La direction assure de sa disponibilité
samedi 09.05.2009, 04:47Vincent Roussel, directeur général du site de Douvrin depuis janvier 2006, a assuré au personnel qu'il serait disponible pour répondre aux questions dès la reprise du travail lundi, avant la première réunion dans le cadre du plan de sauvegarde de l'emploi, le 18 mai.
> Dans quelle mesure la prime de 1 500 euros par année d'ancienneté est-elle négociable ?
« Tout est négociable dans un plan social. La seule condition pour qu'on soit prêt à renégocier la prime était la reprise du travail. Il y a des choses à discuter avec les partenaires sociaux. On va travailler de façon coordonnée avec le site de Comines-France (90 emplois, ndlr)pour avoir des plans sociaux proches. »

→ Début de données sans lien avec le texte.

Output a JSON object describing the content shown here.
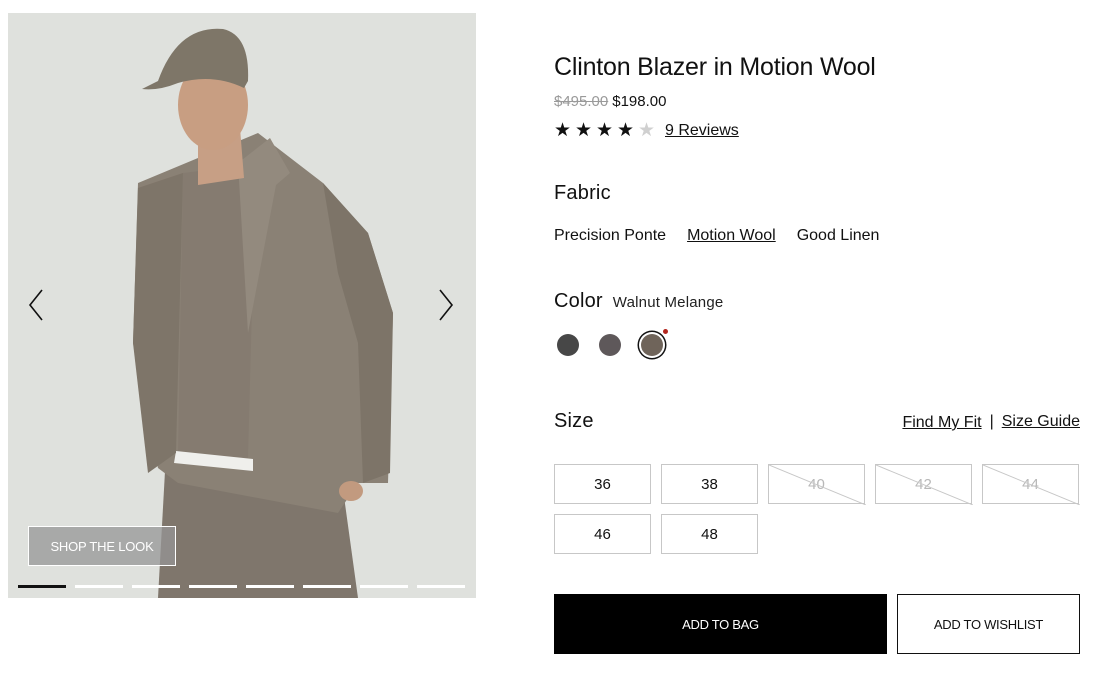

> La reprise de l'activité a été décidée dans le calme, mais elle est fragile. Si la discussion piétine, la CGT appellera à cesser le travail. Comment allez-vous gérer la continuité de l'activité ?
« Nous sommes dans l'objectif de se mettre autour d'une table avec le comité d'entreprise. Je n'ai pas la volonté de menacer la reprise de l'activité. Ce n'était pas du tout le débat de ce matin. »
> Quelles sont vos commandes à honorer avant la fermeture ?
« Notre carnet de commandes n'a pas varié depuis mai dernier. Notre clientèle est russe et du Moyen-Orient, des Émirats Arabes Unis, du Pakistan. Ça équivaut à 1 000 - 1 400 tonnes de produit. J'ai compté, on est à 44 300 heures de chômage partiel depuis mai dernier, soit 6 328 jours de chômage. Ces 1 000 - 1 400 tonnes par mois, nous les avons encore dans nos carnets de commandes de mai et juin. On est toujours dans la possibilité de faire tourner des lignes. »
> Certains salariés reprochent un manque d'investissement matériel, notamment dans l'extrusion. Que répondez-vous ?
« On a engagé l'entreprise sur des productions de grande masse en lien avec l'outil de production industriel. On était capables de produire de très gros volumes. C'était un marché qui existait. Le groupe a d'autres sites spécialisés dans de plus petits volumes. La grande capacité de production de l'usine faisait sa force, aujourd'hui avec la crise, c'est sa faiblesse. » G. Gs.